Early in the fifth chapter, "Captured in Motion: Dynamic Characterization," Brady writes: "The relationship between character and plot is something like a Mobius strip that reverses in itself endlessly; you need a plot to reveal character, and you need a character to capable of setting a plot in motion (p 73). The chapter includes analyses of James Joyce's story "The Dead" and Raymond Carver's "Careful," as well as Alice McDermott's novel, "Child of My Heart."
In the sixth chapter, "Point of View Q & A," Brady observes: "Overly scrupulous policing (especially in the workshop, by nature predisposed to fault-finding) pressures writers to sacrifice vitality to narrow notions of veracity" (p 101). Her detailed analysis of Alice Munro's "My Mother's Dream," told by the baby she's carrying, suggests that we could "accept it as a retrospective reconstruction of events the narrator has been told throughout her childhood" (p 105). Not that this is unprecedented: Laurence Sterne's "Tristram Shandy," one of my favorite postmodern novels, was published in 1766.
Chapters seven and eight explain the use of synecdoche, metonymy, and patterning of imagery as craft elements in fiction. Brady analyzes Anton Chekov's "Gooseberries," with a helpful Venn diagram, as well as Michael Cunningham's novel "Hours." The ninth chapter, "Showing and Telling," explains how effective telling can artfully include showing as in Tobias Wolff's novel, "Old School."
In the concluding chapter, "The Sentence as a Touchstone of Style" Brady acknowledges that she can be "a grammar geek," and, but also adds, "Correctness counts, but to be merely correct is tantamount to entering a plow horse in the Kentucky Derby" (p 155). Brady diagrams sentences from George Eliot's "Middlemarch," William Faulkner's "Barn Burning," and Virginia Woolf's "Mrs Dalloway." She concludes with this advice: "Fiction is written sentence by sentence, and the habit of thinking about syntax as a dramatic element should be part of your composing process, not just a task reserved for revision. Despite all the advice books that recommend settling for a sloppy first draft and trusting to revision, a practice of indifference toward syntax usually means a writer will rely on conventional arrangement of works to order conventional ways of seeing. One sentence lead to another, and a bad sentence leads to another like itself" (p 169). Excellent advice for short-story writers. Novel writers would likely find it hard to follow and prefer settling for "a sloppy first draft," deferring concerns about syntax to subsequent drafts.

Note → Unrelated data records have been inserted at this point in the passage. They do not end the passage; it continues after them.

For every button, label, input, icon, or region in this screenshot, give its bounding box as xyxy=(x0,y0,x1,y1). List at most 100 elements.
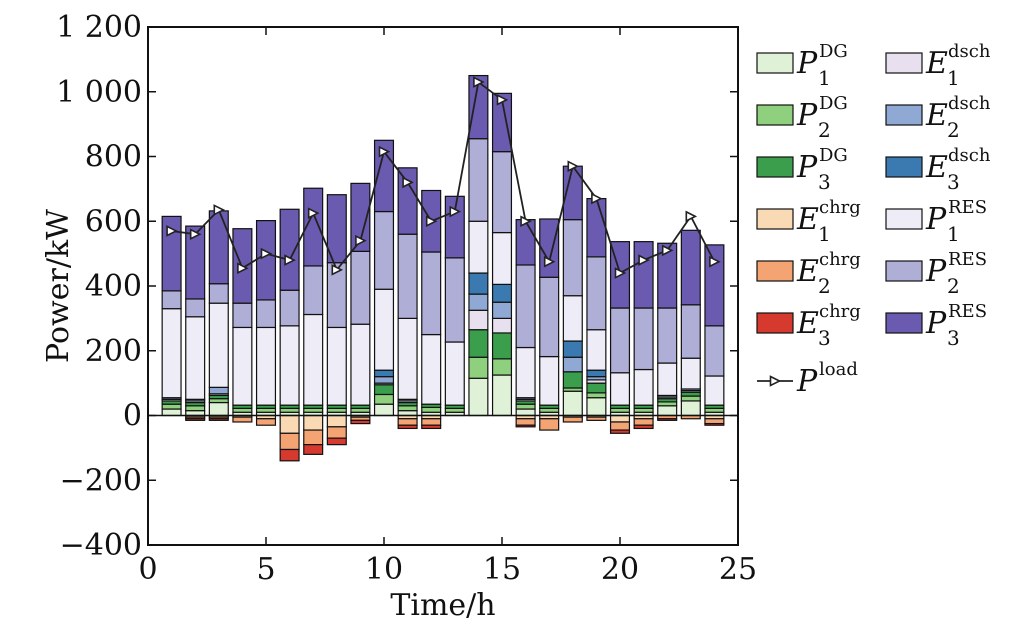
bar-segment-p3-res xyxy=(491,92,513,153)
legend-symbol: E xyxy=(796,202,819,237)
bar-segment-p1-res xyxy=(303,313,324,406)
bar-segment-p3-res xyxy=(586,197,607,258)
bar-segment-e2-dsch xyxy=(373,376,395,384)
bar-segment-e3-chrg xyxy=(185,418,206,421)
bar-segment-p1-res xyxy=(161,308,182,399)
load-point xyxy=(260,247,273,260)
bar-segment-p3-res xyxy=(539,218,560,278)
load-line xyxy=(171,80,716,275)
bar-segment-p2-dg xyxy=(397,405,418,412)
legend-item-p1-res: P RES 1 xyxy=(885,197,987,246)
legend-swatch xyxy=(885,156,923,178)
bar-segment-p1-res xyxy=(350,323,371,406)
bar-segment-p1-res xyxy=(562,295,583,342)
bar-segment-e3-dsch xyxy=(491,283,513,303)
bar-segment-p1-dg xyxy=(161,408,182,417)
bar-segment-p1-res xyxy=(397,317,418,400)
bar-segment-p1-dg xyxy=(680,400,701,417)
load-point xyxy=(473,76,485,88)
bar-segment-p3-res xyxy=(279,208,300,291)
load-point xyxy=(449,205,462,218)
x-tick-label: 5 xyxy=(256,552,275,587)
bar-segment-e2-chrg xyxy=(255,418,277,426)
bar-segment-p2-res xyxy=(350,250,371,325)
y-tick-label: −200 xyxy=(60,463,142,498)
bar-segment-p3-res xyxy=(208,210,229,285)
y-tick-label: 1 000 xyxy=(56,75,142,110)
load-point xyxy=(402,176,414,189)
bar-segment-e1-dsch xyxy=(491,317,513,334)
legend-swatch xyxy=(885,104,923,126)
bar-segment-p3-res xyxy=(444,195,465,259)
bar-segment-p3-res xyxy=(185,225,206,300)
y-tick-label: −400 xyxy=(60,528,142,563)
bar-segment-p1-res xyxy=(421,333,442,405)
legend-superscript: chrg xyxy=(819,301,861,322)
bar-segment-e3-chrg xyxy=(303,444,324,455)
bar-segment-e3-chrg xyxy=(279,448,300,462)
bar-segment-p2-res xyxy=(397,233,418,319)
bar-segment-p1-dg xyxy=(208,401,229,417)
legend-swatch xyxy=(756,208,794,230)
legend-symbol: P xyxy=(796,46,818,81)
load-point xyxy=(709,255,721,268)
load-point xyxy=(685,210,698,223)
load-point xyxy=(591,192,603,205)
bar-segment-p3-res xyxy=(468,74,489,140)
bar-segment-p2-res xyxy=(515,264,536,349)
bar-segment-e2-chrg xyxy=(539,418,560,431)
bar-segment-p1-dg xyxy=(562,390,583,417)
load-point xyxy=(284,254,296,266)
legend-item-p2-dg: P DG 2 xyxy=(756,93,848,142)
bar-segment-p2-dg xyxy=(468,356,489,379)
legend-subscript: 3 xyxy=(818,326,831,350)
legend-item-p2-res: P RES 2 xyxy=(885,249,987,298)
bar-segment-p1-res xyxy=(208,302,229,388)
legend-symbol: E xyxy=(925,98,948,133)
load-point xyxy=(237,262,249,274)
legend-superscript: RES xyxy=(948,197,987,218)
bar-segment-p1-res xyxy=(468,220,489,274)
bar-segment-p2-dg xyxy=(680,395,701,402)
legend-swatch xyxy=(756,104,794,126)
bar-segment-p1-res xyxy=(255,326,277,406)
bar-segment-p1-dg xyxy=(586,397,607,417)
bar-segment-p2-res xyxy=(704,325,725,377)
bar-segment-p2-res xyxy=(208,283,229,304)
bar-segment-p3-res xyxy=(161,215,182,292)
bar-segment-p2-res xyxy=(373,210,395,290)
load-point xyxy=(520,215,532,228)
bar-segment-p2-dg xyxy=(491,358,513,376)
bar-segment-p2-res xyxy=(161,290,182,310)
bar-segment-p3-res xyxy=(633,241,654,309)
legend-subscript: 3 xyxy=(818,170,831,194)
bar-segment-p1-res xyxy=(704,375,725,406)
bar-segment-e2-chrg xyxy=(633,418,654,426)
legend-swatch xyxy=(885,260,923,282)
x-tick-label: 20 xyxy=(601,552,639,587)
bar-segment-p3-dg xyxy=(491,332,513,360)
bar-segment-e2-chrg xyxy=(397,418,418,426)
bar-segment-e3-chrg xyxy=(421,424,442,430)
bar-segment-p2-res xyxy=(468,138,489,222)
bar-segment-e3-chrg xyxy=(350,419,371,425)
legend-swatch xyxy=(885,52,923,74)
bar-segment-p2-res xyxy=(421,251,442,336)
load-point xyxy=(166,225,178,237)
legend-subscript: 1 xyxy=(947,66,960,90)
bar-segment-p3-res xyxy=(326,194,347,264)
bar-segment-p3-res xyxy=(515,219,536,266)
legend-swatch xyxy=(756,156,794,178)
bar-segment-e2-chrg xyxy=(421,418,442,426)
bar-segment-p1-res xyxy=(539,355,560,406)
bar-segment-e2-chrg xyxy=(326,426,347,439)
bar-segment-p3-res xyxy=(255,220,277,301)
legend-symbol: E xyxy=(925,150,948,185)
bar-segment-e3-chrg xyxy=(657,418,678,421)
bar-segment-e3-chrg xyxy=(704,422,725,426)
y-tick-label: 400 xyxy=(85,269,142,304)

Brady's fiction-craft book is enhanced with excellent exercises for the intermediate/advanced student.
1 of 1 people found the following review helpful.
Excellent book for broad story logic
By maureen onuigbo
Excellent book for broad story logic, context, themes and subtext. This book is compact and easy to read. It is full of good advice for the beginning and amateur writer. I love it. I stopped highlighting as it looked like I was going to highlight the entire book.
2 of 3 people found the following review helpful.
Story Logic
By goodsteward
This text is great for anyone interested in writing "flash" fiction, creative writing, and advancing in the area of English Language and Literature! Easy and fun read as well.